Rett syndrome’s link to autism, explained

Studies of Rett syndrome hint at genes, cells and brain circuits that may be involved in autism — and may pave the way to treatments for both conditions.

By Sarah DeWeerdt
21 October 2019 | 5 min read
Illustration by Alexander Glandien

Austrian pediatrician Andreas Rett first recognized the syndrome that would later bear his name in the mid-1960s. The first description in English, published in 1983, detailed a “progressive syndrome of autism” and other traits in 35 girls.

Rett syndrome usually arises from mutations in the MECP2 gene on the X chromosome. Children who have it — virtually all of them girls — become withdrawn, develop repetitive hand movements and often lose the ability to speak and walk. The mutations are usually fatal in boys soon after birth, but a few survivors have mild mutations or atypical forms of the syndrome.

Mouse models of Rett syndrome are yielding insights into the brain cells and circuits that may be involved in the syndrome, and also in autism. Studies of Rett may even point to autism treatments.

What do Rett syndrome and autism have in common?

Quite a lot. Like autism, Rett syndrome is not apparent at birth; in both conditions, a period of apparently typical development precedes the onset of early signs.

Those signs, as well as their timing, are similar for both conditions. Between the ages of 6 and 18 months, children with Rett syndrome withdraw from social interaction and lose the ability to speak. At the same age in autistic children, parents and caregivers may notice a lack of social interest as well as communication problems.

Regression, the loss of previously acquired skills, is a hallmark of Rett syndrome. At least one in five children with autism also experiences regression. The regression happens at about the same time in both conditions and involves similar trends: loss of language and social skills.

Repetitive behaviors are common in both conditions, too. In Rett syndrome, repetitive hand movements — usually hand-wringing or touching the hands to the mouth — are often so frequent they prevent the children from using their hands in a purposeful way. The repetitive behaviors associated with autism are more varied and may include spinning, body-rocking and grinding of teeth. Autistic people also often show cognitive forms of these behaviors: routines, rituals or an intense focus on a specific interest.

Other features, such as anxiety and seizures, are also common in both conditions.

Are there differences between the two conditions?

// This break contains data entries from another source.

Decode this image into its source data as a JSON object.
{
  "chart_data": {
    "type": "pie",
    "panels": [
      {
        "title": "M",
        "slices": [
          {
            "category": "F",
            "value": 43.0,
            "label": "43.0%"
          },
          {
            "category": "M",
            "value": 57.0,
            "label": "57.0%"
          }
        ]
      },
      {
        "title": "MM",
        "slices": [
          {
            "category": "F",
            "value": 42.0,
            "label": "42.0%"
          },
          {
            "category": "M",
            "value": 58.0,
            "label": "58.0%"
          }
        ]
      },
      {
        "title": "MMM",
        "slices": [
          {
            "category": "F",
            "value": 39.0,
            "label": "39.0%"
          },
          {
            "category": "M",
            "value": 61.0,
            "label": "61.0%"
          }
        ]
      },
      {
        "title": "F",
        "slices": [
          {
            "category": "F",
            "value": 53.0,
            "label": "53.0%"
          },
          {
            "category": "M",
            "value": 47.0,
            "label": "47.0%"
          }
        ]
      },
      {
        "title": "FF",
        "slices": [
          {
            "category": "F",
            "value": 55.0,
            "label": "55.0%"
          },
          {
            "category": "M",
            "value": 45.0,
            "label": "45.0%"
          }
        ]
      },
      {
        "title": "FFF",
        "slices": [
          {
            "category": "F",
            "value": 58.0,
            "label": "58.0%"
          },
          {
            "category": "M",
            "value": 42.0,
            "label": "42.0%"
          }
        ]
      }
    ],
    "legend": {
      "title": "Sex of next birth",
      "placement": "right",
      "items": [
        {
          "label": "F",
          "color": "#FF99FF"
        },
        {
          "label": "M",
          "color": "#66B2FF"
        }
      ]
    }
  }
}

Yes, and some are significant. For example, atypical social behavior is a defining characteristic of autism. But in people with Rett syndrome, the loss of social interest is often temporary: Over time, many girls with Rett syndrome become socially engaged again. And whereas many people with autism avoid eye contact, those with Rett syndrome often learn to use eye movements to communicate their wishes.

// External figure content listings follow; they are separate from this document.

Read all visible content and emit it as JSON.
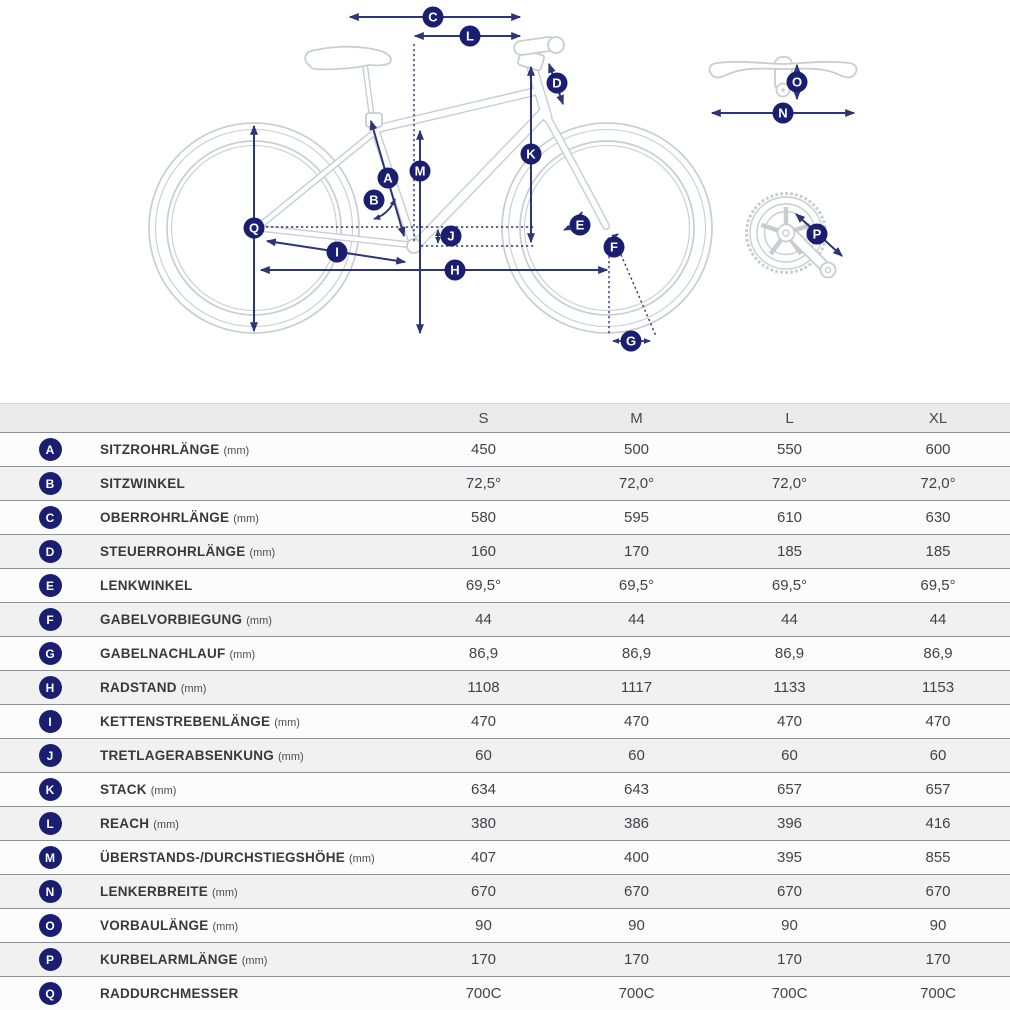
{
  "diagram": {
    "badge_letters": [
      "A",
      "B",
      "C",
      "D",
      "E",
      "F",
      "G",
      "H",
      "I",
      "J",
      "K",
      "L",
      "M",
      "N",
      "O",
      "P",
      "Q"
    ],
    "views": {
      "main": "bike-side-view",
      "top_right": "handlebar-top-view",
      "bottom_right": "crankset-view"
    },
    "colors": {
      "annotation_line": "#2e3478",
      "badge_fill": "#1a1e70",
      "badge_text": "#ffffff",
      "bike_outline": "#c9cdd2"
    }
  },
  "table": {
    "size_headers": [
      "S",
      "M",
      "L",
      "XL"
    ],
    "colors": {
      "header_bg": "#ebebeb",
      "row_odd_bg": "#fcfcfc",
      "row_even_bg": "#f1f1f1",
      "separator": "#8f9194"
    },
    "rows": [
      {
        "letter": "A",
        "label": "SITZROHRLÄNGE",
        "unit": "(mm)",
        "values": [
          "450",
          "500",
          "550",
          "600"
        ]
      },
      {
        "letter": "B",
        "label": "SITZWINKEL",
        "unit": "",
        "values": [
          "72,5°",
          "72,0°",
          "72,0°",
          "72,0°"
        ]
      },
      {
        "letter": "C",
        "label": "OBERROHRLÄNGE",
        "unit": "(mm)",
        "values": [
          "580",
          "595",
          "610",
          "630"
        ]
      },
      {
        "letter": "D",
        "label": "STEUERROHRLÄNGE",
        "unit": "(mm)",
        "values": [
          "160",
          "170",
          "185",
          "185"
        ]
      },
      {
        "letter": "E",
        "label": "LENKWINKEL",
        "unit": "",
        "values": [
          "69,5°",
          "69,5°",
          "69,5°",
          "69,5°"
        ]
      },
      {
        "letter": "F",
        "label": "GABELVORBIEGUNG",
        "unit": "(mm)",
        "values": [
          "44",
          "44",
          "44",
          "44"
        ]
      },
      {
        "letter": "G",
        "label": "GABELNACHLAUF",
        "unit": "(mm)",
        "values": [
          "86,9",
          "86,9",
          "86,9",
          "86,9"
        ]
      },
      {
        "letter": "H",
        "label": "RADSTAND",
        "unit": "(mm)",
        "values": [
          "1108",
          "1117",
          "1133",
          "1153"
        ]
      },
      {
        "letter": "I",
        "label": "KETTENSTREBENLÄNGE",
        "unit": "(mm)",
        "values": [
          "470",
          "470",
          "470",
          "470"
        ]
      },
      {
        "letter": "J",
        "label": "TRETLAGERABSENKUNG",
        "unit": "(mm)",
        "values": [
          "60",
          "60",
          "60",
          "60"
        ]
      },
      {
        "letter": "K",
        "label": "STACK",
        "unit": "(mm)",
        "values": [
          "634",
          "643",
          "657",
          "657"
        ]
      },
      {
        "letter": "L",
        "label": "REACH",
        "unit": "(mm)",
        "values": [
          "380",
          "386",
          "396",
          "416"
        ]
      },
      {
        "letter": "M",
        "label": "ÜBERSTANDS-/DURCHSTIEGSHÖHE",
        "unit": "(mm)",
        "values": [
          "407",
          "400",
          "395",
          "855"
        ]
      },
      {
        "letter": "N",
        "label": "LENKERBREITE",
        "unit": "(mm)",
        "values": [
          "670",
          "670",
          "670",
          "670"
        ]
      },
      {
        "letter": "O",
        "label": "VORBAULÄNGE",
        "unit": "(mm)",
        "values": [
          "90",
          "90",
          "90",
          "90"
        ]
      },
      {
        "letter": "P",
        "label": "KURBELARMLÄNGE",
        "unit": "(mm)",
        "values": [
          "170",
          "170",
          "170",
          "170"
        ]
      },
      {
        "letter": "Q",
        "label": "RADDURCHMESSER",
        "unit": "",
        "values": [
          "700C",
          "700C",
          "700C",
          "700C"
        ]
      }
    ]
  }
}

Movement problems in people with Rett syndrome tend to be much more severe than those in autistic people. People with autism may have poor coordination or an awkward gait. But many girls with Rett syndrome are unable to walk, and as they get older they may develop rigidity or tremors.

Rett syndrome also involves problems with the autonomic nervous system that may lead to fatal breathing abnormalities, a problem not seen in autistic people.

What can studies of Rett syndrome tell us about autism?

Scientists are investigating how regression unfolds in Rett syndrome in hopes of better understanding regression in autism. One hitch is that Rett mouse models do not show the loss of motor coordination and communication skills seen in people with the syndrome.

Some researchers are manipulating MECP2 in specific cells or regions of the mouse brain to pinpoint the source of Rett syndrome traits. Deleting the gene only in inhibitory neurons, which dampen brain signaling, can produce most of the syndrome’s traits, including social deficits and motor problems. So, the signaling molecule gamma-aminobutyric acid, which is released from inhibitory neurons, is likely to be important in Rett syndrome, as it is in autism.

Mice lacking MECP2 in specific types of inhibitory neurons or in excitatory neurons have other combinations of Rett traits. Deleting genes from specific cell types or brain regions could also help researchers determine how autism features arise in the brain.

What else do researchers know about the Rett syndrome gene?

MECP2 regulates the expression of thousands of other genes. Studying its function could help scientists understand other autism genes, such as CHD8, that are ‘master regulators’ of gene expression. MECP2 also regulates the expression of a large number of unusually long genes, some of which are known to be involved in autism.

At least a dozen other genes that MECP2 controls have also been implicated in autism. These genes include FOXP1, GABRA3 and TBR1, and they may provide clues to molecular pathways involved in autism.

Could studies of Rett syndrome lead to autism treatments?

Scientists aim to treat Rett syndrome using drugs to counteract the effects of MECP2’s absence on neurons, or with gene-therapy approaches that normalize brain levels of the protein.

Manipulating MECP2 is unlikely to help people with other forms of autism. But identifying brain circuits common to both conditions could point to treatments, such as deep brain stimulation, that target the circuits.